Tom Scheinfeldt at Foundhistory.org wrote a post yesterday about the ways that Twitter is helping CHNM promote Omeka and create communities of practice for this new platform. In Tom’s post, he called my attention to an excellent post on the uses of Twitter in teaching.
I’m not a Twitter user, largely because I already get far too much email and read too many RSS feeds, so the idea of adding one more feed of data into my overloaded life is more than a little frightening. And I’ve got the world’s oldest cellphone, so being able to use the text message features of Twitter aren’t appealing to me. But that’s just me. Hundreds of thousands, or maybe millions of others out there live to send and receive tweets (messages on Twitter).

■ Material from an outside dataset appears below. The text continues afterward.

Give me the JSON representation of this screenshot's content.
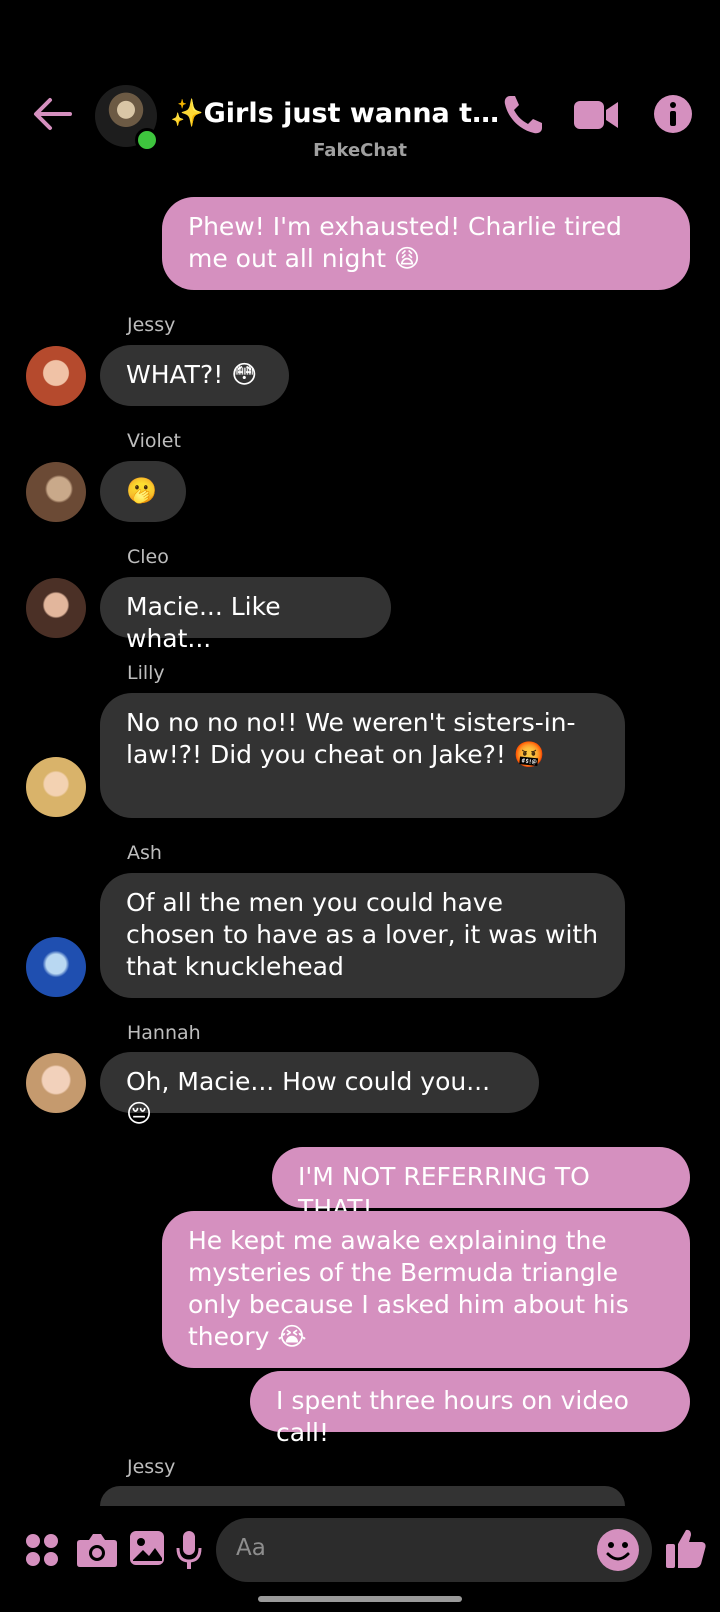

I am, however, a huge fan of what we might call “tweets from the past.” Consider the following gleaned from The New York Times on February 6, 1852 in the “Items from Abroad” column:
- A Ladies’ Guild has been formed in London for the benefit of governesses;
- The strangest and most incredible reports are rife about events in Algeria;
- There are 5,468 physicians in Prussia, or one for each 3,000 of population;
- A French Banker was knocked down in Constantinople recently and robbed of 505,800 piastres;
- The number of persons who perished by the recent earthquakes in Albania was, according to an official return, 975; most of them women and children.
Now, lest you think that I selected out these “tweets” because they seem to be nothing more than facts reported at random that do not exceed Twitter’s 140 character limit (I cheated on the last one…it’s 147 characters), I’ll offer my favorite from the “Items from Abroad” column that day:
- The portraits of the great African generals and leading men in France, that always attracted crowds to the shop windows of Vienna, have all at once been withdrawn, as is supposed by order of the police, and none are to be had for love or money.
I couldn’t include this one, because it is well over the 140 character limit, but it certainly piques the historian’s interest. Why, for instance, did Viennese shop owners display pictures of “great African generals” in their windows? Why the “leading men in France”? What was it about these generals and leading men that drew potential customers to their windows in February of 1852? And why would the Austrian police ban such portraits (seemingly) all of a sudden?